Quelle est la situation réelle de l’Iran sur la crise arménienne et azerbaïdjanaise ?

Rafiek Madani pour ENAB

Les affrontements se poursuivent à la frontière nord-ouest de l’Iran, entre l’Azerbaïdjan et l’Arménie, dans la région contestée du Haut-Karabakh. En raison des frontières communes avec les deux pays, ainsi que de la présence des communautés azérie et arménienne en Iran, le rôle de l’Iran et les décisions prises par Téhéran à cet égard sont très sensibles.

Bien que l’Iran ait adopté une attitude de neutralité vis-à-vis des tensions récentes, ainsi que la position ferme du ministère des affaires étrangères appelant à la retenue et à une résolution pacifique du conflit, cela n’a pas séduit certains groupes, organisations de la société civile et membres du parlement iranien.

Demande de soutien à l’Azerbaïdjan

Dans une déclaration commune mercredi dernier, les représentants du Guide suprême dans les provinces de langue azerbaïdjanaise de langue iranienne ont demandé à leur pays de « reconnaître le droit de l’Azerbaïdjan à récupérer la région du Karabakh sur la base de la résolution du Conseil de sécurité de l’ONU, de mettre fin aux affrontements, et la nécessité de rendre le Karabakh à sa patrie ». L’Azerbaïdjan original.  »

42 députés (sur 290) du parlement iranien dans les provinces du nord-ouest ont exprimé leur soutien aux Azéris. Ils ont déclaré dans une déclaration publiée hier, samedi, que « selon des documents historiques, la région du Karabakh fait partie du monde musulman, et avec la reconnaissance par le Conseil de sécurité de l’ONU de la souveraineté de la République d’Azerbaïdjan sur cette région », appelant le gouvernement, en particulier le ministère des Affaires étrangères, à œuvrer pour la stabilité et la sécurité dans la région.

Position officielle

A cet égard, le journaliste et analyste politique Ali Asghar Shafi’ian estime que ces positions n’ont qu’un écho interne, expliquant que la position de l’Iran est neutre, et que la position officielle du ministère des affaires étrangères n’était pas double.

Shafaiyan a ajouté : « L’Iran a pris de nombreuses positions sur différentes questions, et on s’attend à ce que le gouvernement prenne également une position claire sur cette question.

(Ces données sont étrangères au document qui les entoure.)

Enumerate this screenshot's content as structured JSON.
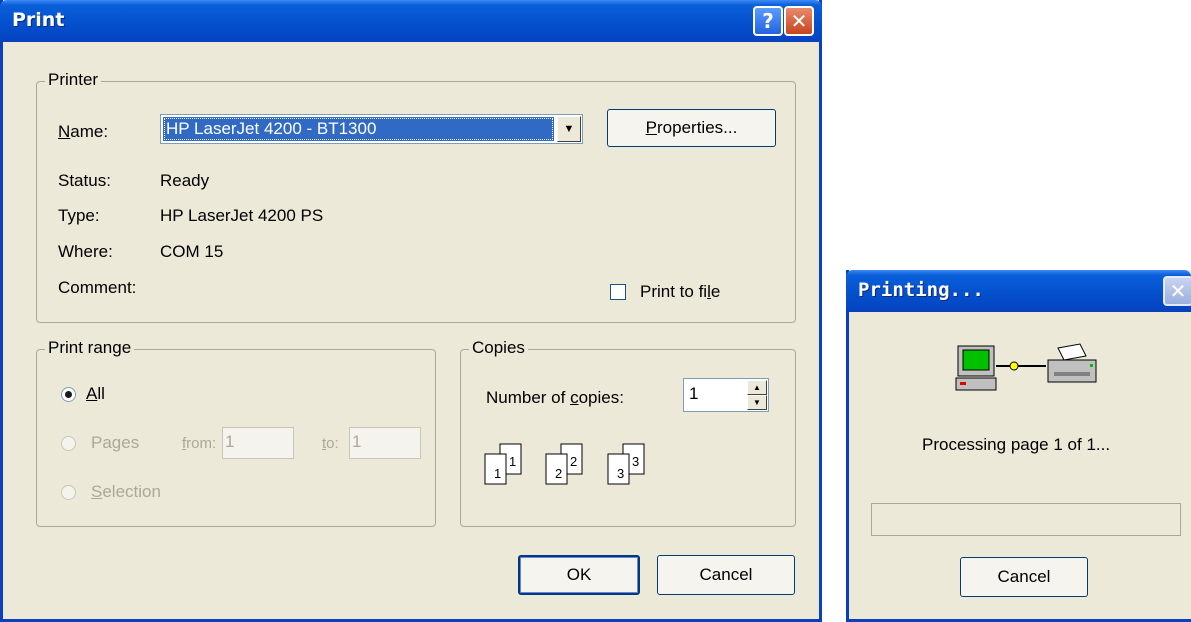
{
  "print_dialog": {
    "title": "Print",
    "help_symbol": "?",
    "close_symbol": "✕",
    "printer_group": {
      "legend": "Printer",
      "name_label": "Name:",
      "name_value": "HP LaserJet 4200 - BT1300",
      "properties_button": "Properties...",
      "status_label": "Status:",
      "status_value": "Ready",
      "type_label": "Type:",
      "type_value": "HP LaserJet 4200 PS",
      "where_label": "Where:",
      "where_value": "COM 15",
      "comment_label": "Comment:",
      "comment_value": "",
      "print_to_file_label": "Print to file",
      "print_to_file_checked": false
    },
    "print_range": {
      "legend": "Print range",
      "all_label": "All",
      "all_selected": true,
      "pages_label": "Pages",
      "from_label": "from:",
      "from_value": "1",
      "to_label": "to:",
      "to_value": "1",
      "selection_label": "Selection"
    },
    "copies": {
      "legend": "Copies",
      "number_label": "Number of copies:",
      "number_value": "1",
      "collate_pages": [
        "1",
        "2",
        "3"
      ]
    },
    "ok_button": "OK",
    "cancel_button": "Cancel"
  },
  "printing_dialog": {
    "title": "Printing...",
    "close_symbol": "✕",
    "message": "Processing page 1 of 1...",
    "progress_fraction": 0,
    "cancel_button": "Cancel"
  }
}
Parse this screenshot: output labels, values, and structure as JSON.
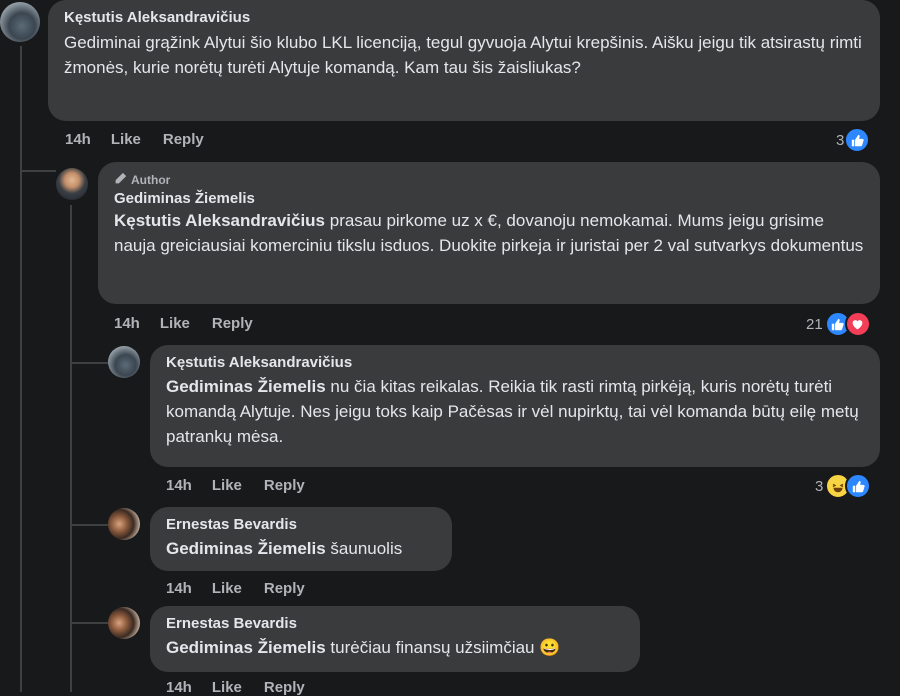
{
  "comments": [
    {
      "author": "Kęstutis Aleksandravičius",
      "text": "Gediminai grąžink Alytui šio klubo LKL licenciją, tegul gyvuoja Alytui krepšinis. Aišku jeigu tik atsirastų rimti žmonės, kurie norėtų turėti Alytuje komandą. Kam tau šis žaisliukas?",
      "time": "14h",
      "like": "Like",
      "reply": "Reply",
      "reactions": "3"
    },
    {
      "badge": "Author",
      "author": "Gediminas Žiemelis",
      "mention": "Kęstutis Aleksandravičius",
      "text": " prasau pirkome uz x €, dovanoju nemokamai. Mums jeigu grisime nauja greiciausiai komerciniu tikslu isduos. Duokite pirkeja ir juristai per 2 val sutvarkys dokumentus",
      "time": "14h",
      "like": "Like",
      "reply": "Reply",
      "reactions": "21"
    },
    {
      "author": "Kęstutis Aleksandravičius",
      "mention": "Gediminas Žiemelis",
      "text": " nu čia kitas reikalas. Reikia tik rasti rimtą pirkėją, kuris norėtų turėti komandą Alytuje. Nes jeigu toks kaip Pačėsas ir vėl nupirktų, tai vėl komanda būtų eilę metų patrankų mėsa.",
      "time": "14h",
      "like": "Like",
      "reply": "Reply",
      "reactions": "3"
    },
    {
      "author": "Ernestas Bevardis",
      "mention": "Gediminas Žiemelis",
      "text": " šaunuolis",
      "time": "14h",
      "like": "Like",
      "reply": "Reply"
    },
    {
      "author": "Ernestas Bevardis",
      "mention": "Gediminas Žiemelis",
      "text": " turėčiau finansų užsiimčiau 😀",
      "time": "14h",
      "like": "Like",
      "reply": "Reply"
    }
  ],
  "colors": {
    "background": "#18191a",
    "bubble": "#3a3b3c",
    "like": "#2d88ff",
    "love": "#f33e58",
    "haha": "#f7d443"
  },
  "icons": {
    "like": "like-icon",
    "love": "love-icon",
    "haha": "haha-icon",
    "author_badge": "pencil-icon"
  }
}
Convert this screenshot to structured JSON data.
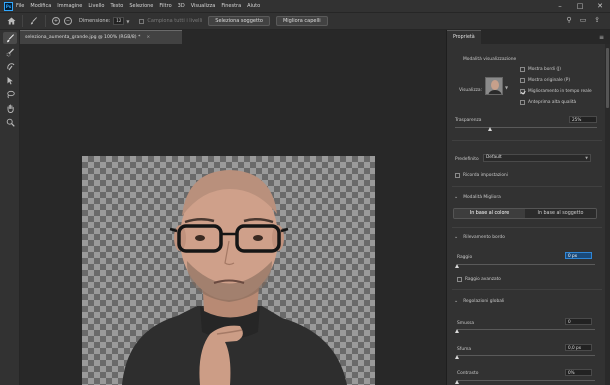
{
  "app_logo": "Ps",
  "menu": [
    "File",
    "Modifica",
    "Immagine",
    "Livello",
    "Testo",
    "Selezione",
    "Filtro",
    "3D",
    "Visualizza",
    "Finestra",
    "Aiuto"
  ],
  "window_controls": [
    "–",
    "□",
    "✕"
  ],
  "options_bar": {
    "size_label": "Dimensione:",
    "size_value": "12",
    "sample_all_label": "Campiona tutti i livelli",
    "select_subject_button": "Seleziona soggetto",
    "refine_hair_button": "Migliora capelli",
    "icons": [
      "home-icon",
      "brush-icon",
      "help-icon",
      "search-icon",
      "workspace-icon",
      "share-icon"
    ]
  },
  "document_tab": {
    "title": "seleziona_aumenta_grande.jpg @ 100% (RGB/8) *",
    "close": "×"
  },
  "tools": [
    "brush-icon",
    "quick-selection-icon",
    "refine-edge-icon",
    "object-select-icon",
    "lasso-icon",
    "hand-icon",
    "zoom-icon"
  ],
  "panel": {
    "tab": "Proprietà",
    "view_mode_title": "Modalità visualizzazione",
    "view_label": "Visualizza:",
    "show_edges": "Mostra bordi (J)",
    "show_original": "Mostra originale (P)",
    "realtime_refine": "Miglioramento in tempo reale",
    "high_quality": "Anteprima alta qualità",
    "transparency_label": "Trasparenza",
    "transparency_value": "25%",
    "transparency_fraction": 0.25,
    "preset_label": "Predefinito",
    "preset_value": "Default",
    "remember_settings": "Ricorda impostazioni",
    "refine_mode_title": "Modalità Migliora",
    "refine_mode_color": "In base al colore",
    "refine_mode_object": "In base al soggetto",
    "edge_detection_title": "Rilevamento bordo",
    "radius_label": "Raggio",
    "radius_value": "0 px",
    "smart_radius": "Raggio avanzato",
    "global_title": "Regolazioni globali",
    "smooth_label": "Smussa",
    "smooth_value": "0",
    "feather_label": "Sfuma",
    "feather_value": "0,0 px",
    "contrast_label": "Contrasto",
    "contrast_value": "0%"
  }
}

Comme il s’agit de pays voisins, nous ne pouvons pas prendre position en faveur d’un pays sans l’autre, car cela provoquerait des tensions et réduirait notre position de médiateur ».

Certains pensent que la raison pour laquelle les personnalités et groupes iraniens soutiennent l’Azerbaïdjan est due à la position du Guide suprême sur cette question dans les années 1990, lorsque Ali Khamenei a déclaré que « le gouvernement arménien réprime les musulmans dans la région du Karabakh, et nous condamnons ces actions, et le Karabakh est une terre d’Islam ».

Relations bilatérales

Le chercheur et analyste politique Dr. Salahuddin Khedio estime que la relation azerbaïdjano-iranienne a traversé différentes étapes. Mais en réalité, quelque chose d’autre a émergé. « 

« L’Iran a été confronté à une société très laïque avec une culture non religieuse en Azerbaïdjan, et il ne semblait même pas prêt à recevoir des messages idéologiques et de réforme de la République islamique », a déclaré Khedive.

Le rôle d’Israël

Le porte-parole a expliqué que l’Iran jouit de bonnes relations avec les deux pays, mais que géopolitiquement et géographiquement, l’Arménie est devenue le pays le plus proche de l’Iran, car ses frontières sont fermées avec les côtés turc et azéri, alors que ses frontières avec l’Iran sont restées vitales.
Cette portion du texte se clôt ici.